For reference, here is the code setup that I hope to modify. I also want to do this for another application (see #355 ) with a similar structure (just changing the StringPDE class). As long as this structure stays similar, performance is not a concern.

class StringPDE(PDEBase):
    def __init__(self, N_string):
        self.N_string = N_string

    def evolution_rate(self, state, t=0):
        du_dx = state.gradient(bc='periodic').to_scalar()
        d2u_dx2 = state.laplace(bc='periodic')
        du_dt = eval(self.N_string)

        return du_dt

# Viscous Burgers Equation: u_t + u*ux = nu*u_xx, nu=0.1
N = "-state*du_dx+0.1*d2u_dx2"

dt = 0.001
dx = dt/0.03

n_x = int(16/dx)

# Boundary and Initial Conditions
grid = CartesianGrid([[-8.0, 8.0]], [n_x], periodic=True)
state = ScalarField.from_expression(grid, "-1.0*sin(pi*x/8)")
eq = StringPDE(N)

# Need a tracker, as we want the time history, not just the steady state.
storage = MemoryStorage()

# Default is explicit time stepper, which we probably need.
eq.solve(state, t_range=10.0, tracker=storage.tracker(0.1), dt=dt)

[david-zwicker]

I'm afraid this is not really possible with py-pde since this is not how we represent PDEs internally. Instead, we directly evaluate the operator O(u) describing the right-hand side (which you write as A(u)u). For general non-linear PDEs, the separation is not too meaningful (unless you perform a linear stability analysis, where A(u) is then the Jacobian).

[gnorman7]

Okay, that makes sense.

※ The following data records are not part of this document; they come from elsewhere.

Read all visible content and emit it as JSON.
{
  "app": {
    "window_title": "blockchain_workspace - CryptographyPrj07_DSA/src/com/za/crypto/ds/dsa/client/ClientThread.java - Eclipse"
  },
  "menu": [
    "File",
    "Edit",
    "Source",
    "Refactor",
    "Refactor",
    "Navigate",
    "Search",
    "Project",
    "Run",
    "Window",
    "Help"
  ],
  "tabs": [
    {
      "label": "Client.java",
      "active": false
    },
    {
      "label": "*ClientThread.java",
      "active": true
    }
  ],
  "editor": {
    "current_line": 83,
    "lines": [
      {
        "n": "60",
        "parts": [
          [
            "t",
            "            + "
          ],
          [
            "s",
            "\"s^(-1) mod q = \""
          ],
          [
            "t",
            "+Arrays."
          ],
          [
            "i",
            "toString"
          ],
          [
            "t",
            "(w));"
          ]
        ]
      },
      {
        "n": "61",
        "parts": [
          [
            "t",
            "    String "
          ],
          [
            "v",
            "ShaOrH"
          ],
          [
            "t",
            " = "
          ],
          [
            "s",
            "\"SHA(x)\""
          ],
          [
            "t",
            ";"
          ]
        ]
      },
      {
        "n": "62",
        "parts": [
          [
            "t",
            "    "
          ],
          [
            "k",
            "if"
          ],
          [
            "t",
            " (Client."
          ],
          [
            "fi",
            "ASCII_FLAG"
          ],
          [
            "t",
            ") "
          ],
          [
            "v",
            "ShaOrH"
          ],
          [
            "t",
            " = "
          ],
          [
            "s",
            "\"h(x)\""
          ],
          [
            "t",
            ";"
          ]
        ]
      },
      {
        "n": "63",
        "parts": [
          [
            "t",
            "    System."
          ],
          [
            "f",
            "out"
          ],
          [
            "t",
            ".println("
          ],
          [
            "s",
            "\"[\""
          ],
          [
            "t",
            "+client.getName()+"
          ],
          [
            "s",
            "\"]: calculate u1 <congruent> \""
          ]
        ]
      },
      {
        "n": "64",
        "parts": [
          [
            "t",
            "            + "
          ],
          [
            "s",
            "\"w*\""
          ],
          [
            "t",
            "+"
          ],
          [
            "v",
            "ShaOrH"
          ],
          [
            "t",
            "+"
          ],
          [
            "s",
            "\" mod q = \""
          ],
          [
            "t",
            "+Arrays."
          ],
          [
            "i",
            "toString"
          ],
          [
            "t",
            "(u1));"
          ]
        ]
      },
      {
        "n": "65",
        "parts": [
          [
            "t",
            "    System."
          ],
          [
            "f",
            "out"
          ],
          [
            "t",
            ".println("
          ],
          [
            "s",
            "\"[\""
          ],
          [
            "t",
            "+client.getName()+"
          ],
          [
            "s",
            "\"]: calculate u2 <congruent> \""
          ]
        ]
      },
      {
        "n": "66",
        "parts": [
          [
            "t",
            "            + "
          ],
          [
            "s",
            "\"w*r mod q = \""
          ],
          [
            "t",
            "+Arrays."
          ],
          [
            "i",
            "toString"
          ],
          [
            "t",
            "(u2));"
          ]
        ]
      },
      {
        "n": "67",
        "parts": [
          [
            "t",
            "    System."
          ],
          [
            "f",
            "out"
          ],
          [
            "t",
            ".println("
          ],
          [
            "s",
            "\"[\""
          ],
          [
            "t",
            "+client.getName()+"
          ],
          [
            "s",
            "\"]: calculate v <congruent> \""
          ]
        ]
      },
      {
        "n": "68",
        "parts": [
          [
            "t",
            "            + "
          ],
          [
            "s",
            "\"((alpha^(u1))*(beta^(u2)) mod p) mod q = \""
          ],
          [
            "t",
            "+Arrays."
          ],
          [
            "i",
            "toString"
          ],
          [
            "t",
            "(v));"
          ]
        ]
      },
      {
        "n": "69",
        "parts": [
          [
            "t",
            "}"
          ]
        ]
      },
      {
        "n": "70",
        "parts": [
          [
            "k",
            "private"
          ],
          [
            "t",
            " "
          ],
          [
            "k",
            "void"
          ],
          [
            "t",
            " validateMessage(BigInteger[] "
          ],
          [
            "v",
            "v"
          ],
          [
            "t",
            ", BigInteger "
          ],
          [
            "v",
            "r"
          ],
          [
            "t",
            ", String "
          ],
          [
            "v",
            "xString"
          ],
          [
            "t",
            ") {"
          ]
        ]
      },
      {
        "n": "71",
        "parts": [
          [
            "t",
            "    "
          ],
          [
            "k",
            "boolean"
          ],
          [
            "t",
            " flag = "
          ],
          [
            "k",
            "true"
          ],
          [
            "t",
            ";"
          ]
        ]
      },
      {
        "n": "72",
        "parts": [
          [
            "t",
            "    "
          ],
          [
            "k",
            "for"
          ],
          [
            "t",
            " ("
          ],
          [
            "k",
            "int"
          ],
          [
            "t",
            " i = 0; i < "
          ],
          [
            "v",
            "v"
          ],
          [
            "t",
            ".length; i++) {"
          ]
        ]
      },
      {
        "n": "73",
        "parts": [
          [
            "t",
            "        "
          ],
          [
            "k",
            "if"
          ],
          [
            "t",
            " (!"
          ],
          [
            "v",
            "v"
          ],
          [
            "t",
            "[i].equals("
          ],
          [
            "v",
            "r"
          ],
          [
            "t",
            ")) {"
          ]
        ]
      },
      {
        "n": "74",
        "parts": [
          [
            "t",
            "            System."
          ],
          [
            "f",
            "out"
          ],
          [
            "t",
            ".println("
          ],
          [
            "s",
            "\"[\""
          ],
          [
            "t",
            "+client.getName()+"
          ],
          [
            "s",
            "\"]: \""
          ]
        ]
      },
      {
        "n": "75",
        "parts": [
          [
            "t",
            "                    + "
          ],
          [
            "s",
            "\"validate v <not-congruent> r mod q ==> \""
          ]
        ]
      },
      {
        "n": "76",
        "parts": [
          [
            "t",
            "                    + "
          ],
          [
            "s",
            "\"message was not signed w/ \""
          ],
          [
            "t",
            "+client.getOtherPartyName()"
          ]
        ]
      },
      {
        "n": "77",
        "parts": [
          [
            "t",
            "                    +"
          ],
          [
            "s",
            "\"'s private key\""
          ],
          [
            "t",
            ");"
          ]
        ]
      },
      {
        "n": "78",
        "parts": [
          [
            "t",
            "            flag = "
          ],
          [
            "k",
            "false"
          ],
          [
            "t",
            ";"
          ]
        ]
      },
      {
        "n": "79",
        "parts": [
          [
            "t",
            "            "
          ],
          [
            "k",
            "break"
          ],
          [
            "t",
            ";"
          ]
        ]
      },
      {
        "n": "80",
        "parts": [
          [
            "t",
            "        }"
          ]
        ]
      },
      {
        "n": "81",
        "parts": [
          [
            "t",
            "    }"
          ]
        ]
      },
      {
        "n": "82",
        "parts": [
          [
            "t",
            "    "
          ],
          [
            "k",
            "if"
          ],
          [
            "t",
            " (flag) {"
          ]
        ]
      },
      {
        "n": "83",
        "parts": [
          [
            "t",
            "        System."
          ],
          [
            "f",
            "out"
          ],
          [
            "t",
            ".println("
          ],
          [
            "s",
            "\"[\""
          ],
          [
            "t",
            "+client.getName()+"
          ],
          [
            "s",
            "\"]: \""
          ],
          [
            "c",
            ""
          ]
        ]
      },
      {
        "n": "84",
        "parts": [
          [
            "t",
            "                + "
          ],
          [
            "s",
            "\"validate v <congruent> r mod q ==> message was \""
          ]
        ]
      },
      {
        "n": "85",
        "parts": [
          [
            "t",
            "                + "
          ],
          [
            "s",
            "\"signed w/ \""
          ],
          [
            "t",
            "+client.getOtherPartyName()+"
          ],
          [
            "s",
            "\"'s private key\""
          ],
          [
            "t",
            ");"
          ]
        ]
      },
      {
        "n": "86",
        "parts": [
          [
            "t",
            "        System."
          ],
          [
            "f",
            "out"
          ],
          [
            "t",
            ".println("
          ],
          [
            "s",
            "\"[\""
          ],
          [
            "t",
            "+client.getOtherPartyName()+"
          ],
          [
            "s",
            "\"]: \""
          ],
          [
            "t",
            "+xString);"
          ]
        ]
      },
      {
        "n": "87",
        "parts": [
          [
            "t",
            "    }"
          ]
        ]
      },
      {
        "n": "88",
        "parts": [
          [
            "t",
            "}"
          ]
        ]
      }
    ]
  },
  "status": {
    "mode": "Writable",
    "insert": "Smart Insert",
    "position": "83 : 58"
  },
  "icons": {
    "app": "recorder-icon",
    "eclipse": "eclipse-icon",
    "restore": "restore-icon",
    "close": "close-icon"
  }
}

To clarify, I ultimately want to perform a linear stability analysis for my O(u). It sounds like this analysis is really just dependent on the operator O, and the linearization state. Therefore this analysis should not be dependent on the solution scheme.

[david-zwicker]

True, but I guess it requires determining the Jacobian, which we currently don't do. I don't think py-pde provides efficient mechanisms to calculate what you require.